Alan Farago, conservation chair of
Friends of the Everglades writes:
May 19, 2010
.....
NOAA, a science agency of the US government with a mission tied to the US Department of Commerce, has a major presence in the Gulf and the Florida Keys. If you were to put a dollar amount to its budget for enforcement of laws protecting natural resources, and if you were to guess that it is practically nothing, and if you were to imagine that enforcement authority has been largely off-loaded to the states and in the case of Florida that, furthermore, local and state politics have ensured that budgets for agencies charged with environmental enforcement have been thoroughly strangled and eviscerated under Republican legislative majorities, you would be right. You would also be right to question whether the underlying premise of extremist Republican politics is a certainty in hopelessness.
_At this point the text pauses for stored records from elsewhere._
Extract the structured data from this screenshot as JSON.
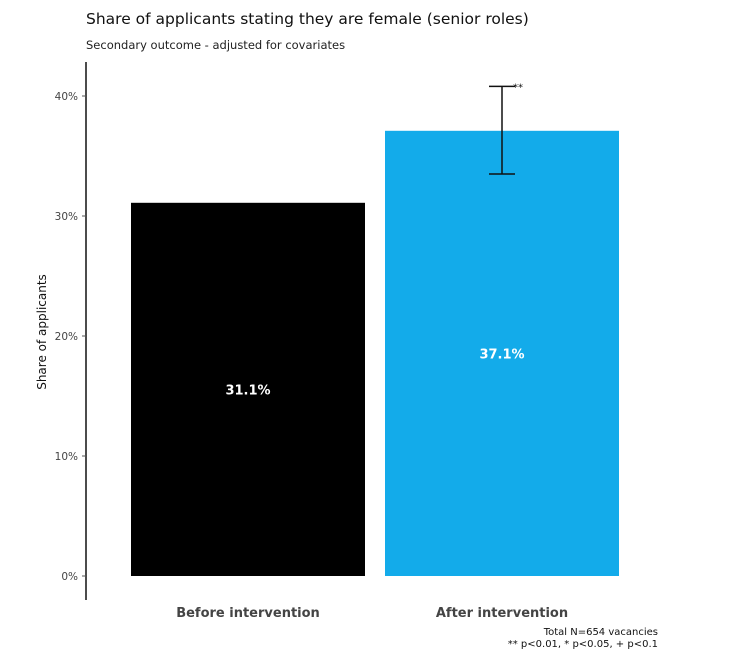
{
  "chart_data": {
    "type": "bar",
    "title": "Share of applicants stating they are female (senior roles)",
    "subtitle": "Secondary outcome - adjusted for covariates",
    "xlabel": "",
    "ylabel": "Share of applicants",
    "ylim": [
      0,
      0.43
    ],
    "yticks": [
      0,
      0.1,
      0.2,
      0.3,
      0.4
    ],
    "ytick_labels": [
      "0%",
      "10%",
      "20%",
      "30%",
      "40%"
    ],
    "categories": [
      "Before intervention",
      "After intervention"
    ],
    "values": [
      0.311,
      0.371
    ],
    "data_labels": [
      "31.1%",
      "37.1%"
    ],
    "colors": [
      "#000000",
      "#13abea"
    ],
    "error_bar": {
      "category": "After intervention",
      "low": 0.335,
      "high": 0.408,
      "significance": "**"
    },
    "grid": false,
    "legend": "none"
  },
  "footnote": {
    "line1": "Total N=654 vacancies",
    "line2": "** p<0.01, * p<0.05, + p<0.1"
  }
}
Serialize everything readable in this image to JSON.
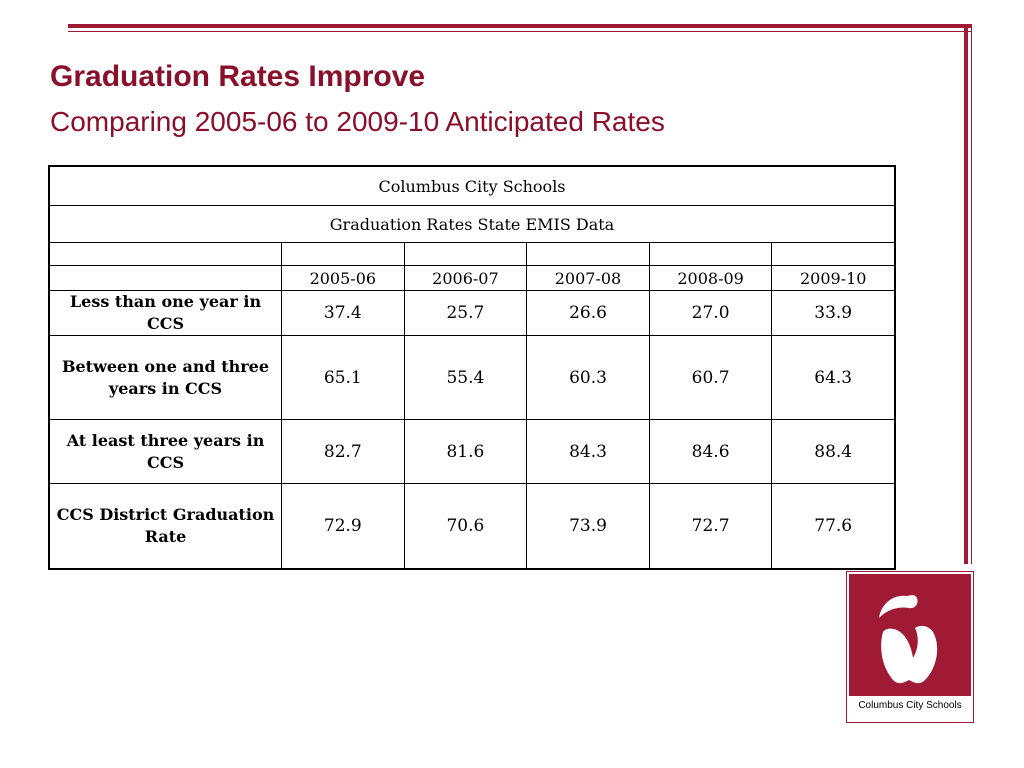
{
  "slide": {
    "title": "Graduation Rates Improve",
    "subtitle": "Comparing 2005-06 to 2009-10 Anticipated Rates",
    "accent_color": "#a01a36"
  },
  "table": {
    "title": "Columbus City Schools",
    "subtitle": "Graduation Rates  State EMIS Data",
    "years": [
      "2005-06",
      "2006-07",
      "2007-08",
      "2008-09",
      "2009-10"
    ],
    "rows": [
      {
        "label": "Less than one year in CCS",
        "values": [
          "37.4",
          "25.7",
          "26.6",
          "27.0",
          "33.9"
        ]
      },
      {
        "label": "Between one and three years in CCS",
        "values": [
          "65.1",
          "55.4",
          "60.3",
          "60.7",
          "64.3"
        ]
      },
      {
        "label": "At least three years in CCS",
        "values": [
          "82.7",
          "81.6",
          "84.3",
          "84.6",
          "88.4"
        ]
      },
      {
        "label": "CCS District Graduation Rate",
        "values": [
          "72.9",
          "70.6",
          "73.9",
          "72.7",
          "77.6"
        ]
      }
    ]
  },
  "logo": {
    "text": "Columbus City Schools",
    "icon": "apple-icon"
  }
}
Yesterday Interior Secretary Ken Salazar faced an outraged Congress; a Congress that performed even more poorly supporting laws and budgets for enforcement of environmental regulations than it did in protecting the US Treasury from predators. Of the MInerals Management Service-- the agency responsible for monitoring offshore drilling activities--Salazar "said that the majority of the agency’s 1,700 employees were honest and capable but that there remained “a few bad apples”. Neither Salazar nor the Congressmen were inclined to revisit the "sex-for-oil" scandal that erupted at the same agency in 2008. Salazar said that anyone found guilty of negligence or corruption would be rooted out. (Federal Agency Chief Admits Lapses in Gulf Oil Spill, NY Times, May 18, 2010) The question remains: how could President Barack Obama, he of the grass roots organizing background, he of the spirit of empowerment of the weak, he of the Harvard Law School, how could this president fail to purge from federal agencies the ideologues who had hijacked their mission on behalf of special interests under the lazy eye of Bill Clinton, the triangulator, George W. Bush and Dick Cheney whose White House closed the doors behind Big Oil from very nearly their first day in office?
.....
The truth of the Deepwater Horizon catastrophe has been leaking out for weeks: that Congress is in business to defend polluters; that the wealthiest nation on earth, with the most advanced regulatory system in the free world meant to protect public health and the environment, cannot meet its own goals and obligations under federal laws because of insider dealing and the revolving door between the regulated and regulators, ensuring lucrative sinecures so long as regulatory vessels are more preoccupied with bailing out and defending budgets and authority from attacks, than actually protecting against industry’s excesses.
So it is that environmentalists and government skeptics are all in the same boat--without oars or engine--drifting on the Gulf Loop current along with tens of millions of gallons of spilled oil; we're waiting to see what happens. Only a few dozen tar balls have washed up in Key West. Yesterday I heard a news report that 187 birds and sea mammals had died as a result of the spill. The web is providing some very effective ways to measure the damage, which according to the top BP executive will be minimal. This is what it feels like to drift off to war.
.....
If any president has a "true north"-- take away all the prerequisites of office, the cocoon of presidential privilege and power--if any president has the capacity to feel the moral outrage; not just of the Deepwater Horizon catastrophe but of the global consequences of climate change, Barack Obama should. And what his outrage should tell him is that the time for federal authority to stop playing fast and loose with environmental policies and laws. Deepwater Horizon magnifies the urgency. There is a good reason that BP has been allowed by the federal government and agencies to run the show in the Gulf of Mexico. Government, with failure built into its operation and capacity, has been infested with fear, paranoia, careerism and padded with inefficiency for so long, and pushed down by industry and the wages of lobbyists, that the question arises: who is there to make decisions except by committee, except by waffling. Is there anyone willing to pick up the lance and sword and lead? Or, is the battle we are observing, simply to be the last man standing?
Florida is praying for some miracles now.
What we need once more is the fine vision, the heart and the love of our world, as given to Florida by
Marjory Stoneman Douglas. God only knows when we will ever again see this caliber of strength and courage from those in our leadership.
"It's not too late or we wouldn't be working. We simply
cannot let everything be destroyed. We can't do that, not if we want water. We've got to take care of what we have."